- Born: 1969 or 1970 (age 55–56)
- Education: University of Copenhagen
- Occupations: Entrepreneur, businessman, investor; Co-founder and CEO of Moonbug Entertainment
- Board member of: JP/Politikens Hus Guardian Media Group
- Children: 3

= René Rechtman =

Danish entrepreneur (born 1969/1970)

René Rechtman (born 1969 or 1970) is a Danish entrepreneur, businessman, and investor. He is the founder and CEO of Moonbug Entertainment and former president of international operations at Maker Studios (now part of the Walt Disney Company).

==Education==
Rechtman has a master’s degree in Political Science and International Relations from the University of Copenhagen.

==Career==
In 2000, Rechtman joined Tradedoubler, an internet advertising firm, and established the firm in Denmark. In 2004 he was called to return to the London offices and was named director of advertising. In 2005, Tradedoubler went public and was listed on the Stockholm Stock Exchange.
In 2008, Rechtman became director and co-owner of GoViral, a Danish startup distribution platform for video advertising. He sold the company in 2011 to American AOL for approximately $100 million. He remained on as CEO of AOL BeOn, the global branded content division of AOL Networks, and also served as senior vice president of AOL International.
He served as the president of international operations and was an investor at Maker Studios (which would become Disney Digital Network) in 2014. That same year, the company was acquired by Disney for $500 million and he became head of "non-linear media". In 2016, he co-founded RFRSH Entertainment, a Danish esports entertainment platform, with Nikolaj Nyholm and Jakob Lund Kristensen.

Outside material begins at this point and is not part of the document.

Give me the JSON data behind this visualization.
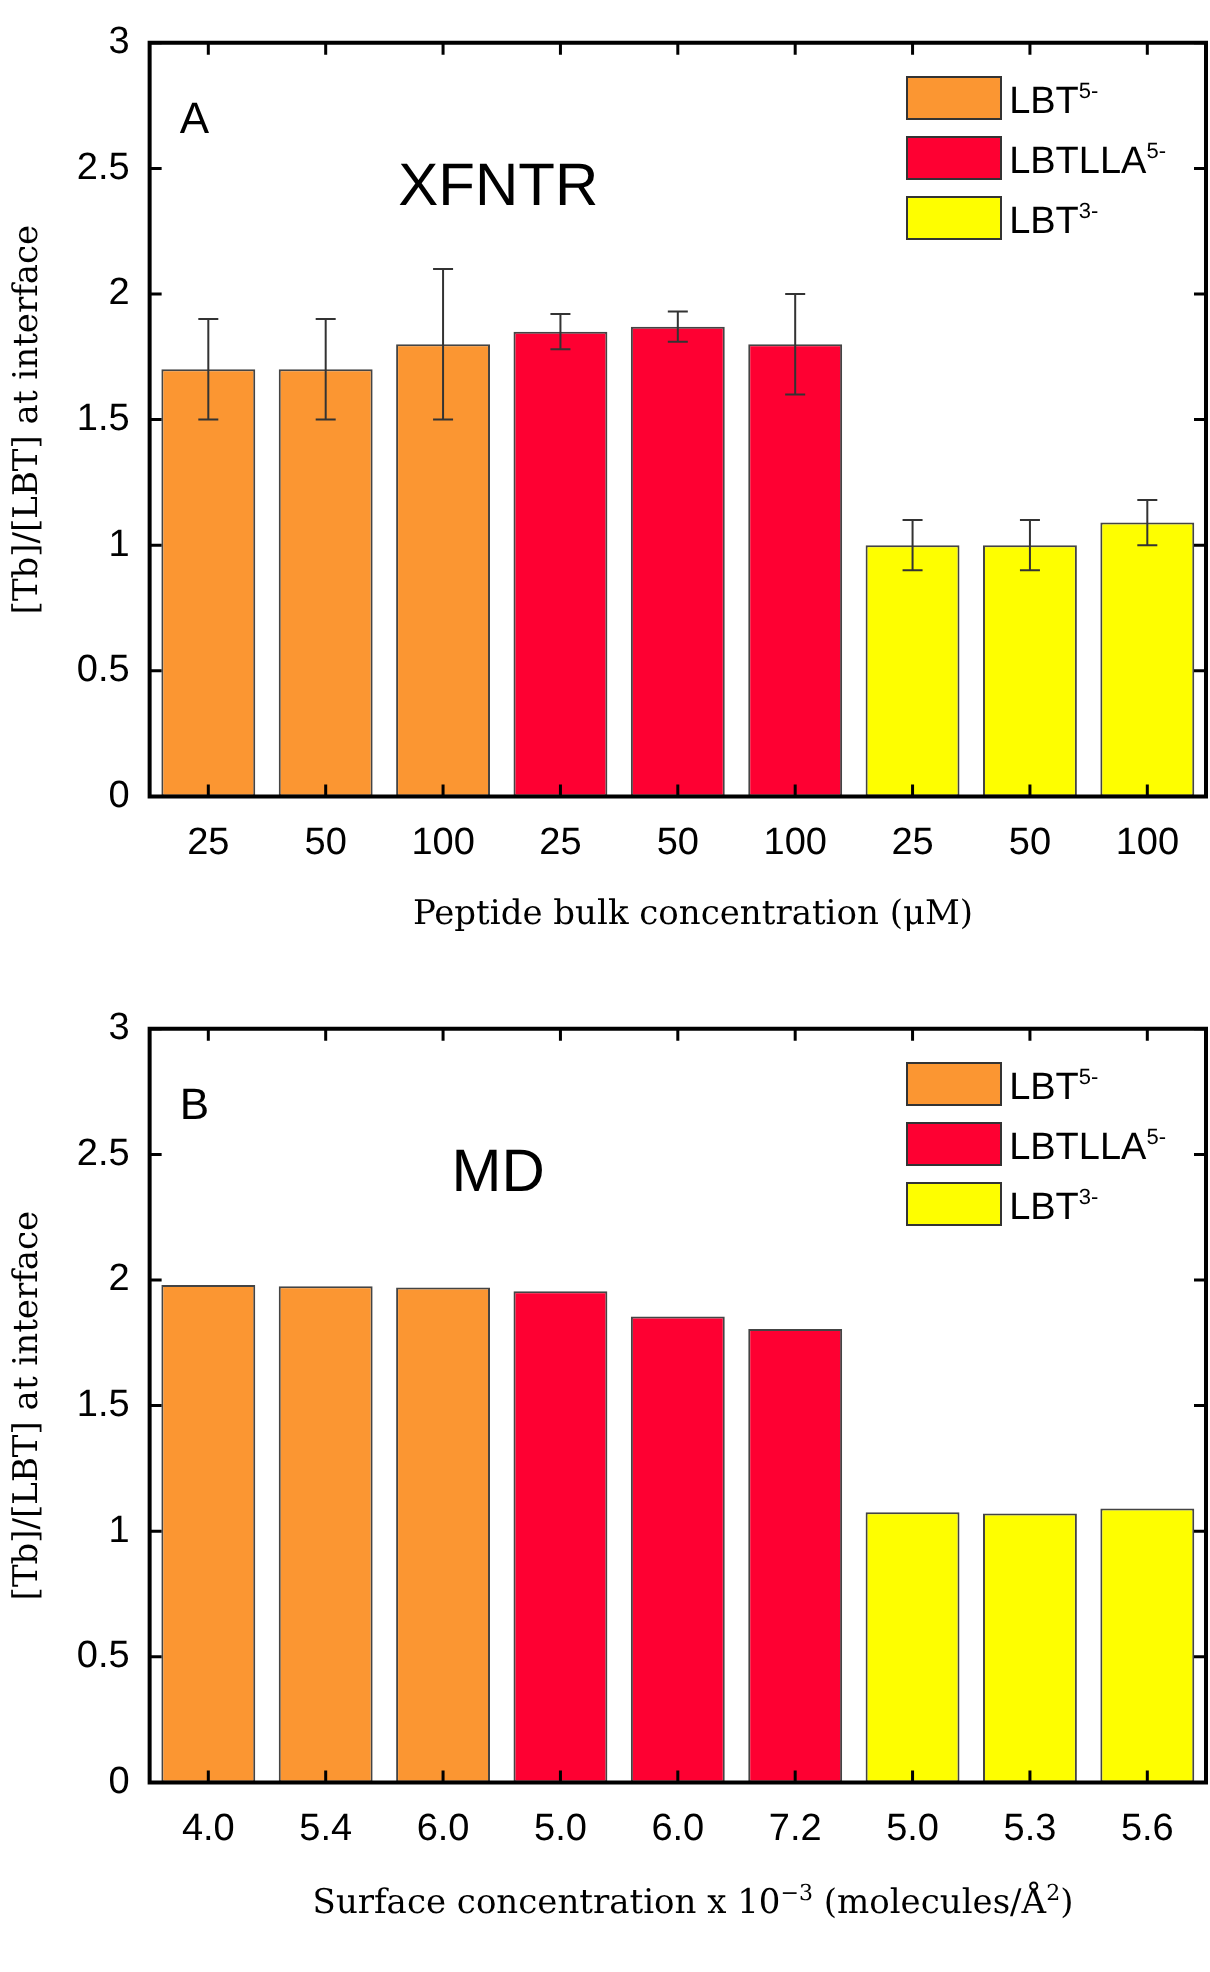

In 2018, Rechtman left Disney and founded Moonbug Entertainment, a children’s entertainment company, with John Robson. The company's most famous series is Cocomelon, with one and a half billion plays on Youtube in one month. He sold the company in November 2021 for $3 billion to two former Disney executives, Kevin Mayer and Tom Staggs, and their Blackstone-backed media company, which was later named Candle Media in January 2022.
He serves on the board of JP/Politikens Hus and Guardian Media Group.
In 2011 and 2012, Rechtman was named in Wired Europes Top 100 most influential list.

==Personal life==
Rechtman was born from a Jewish family in Copenhagen, Denmark. He lives in London with his wife and three children.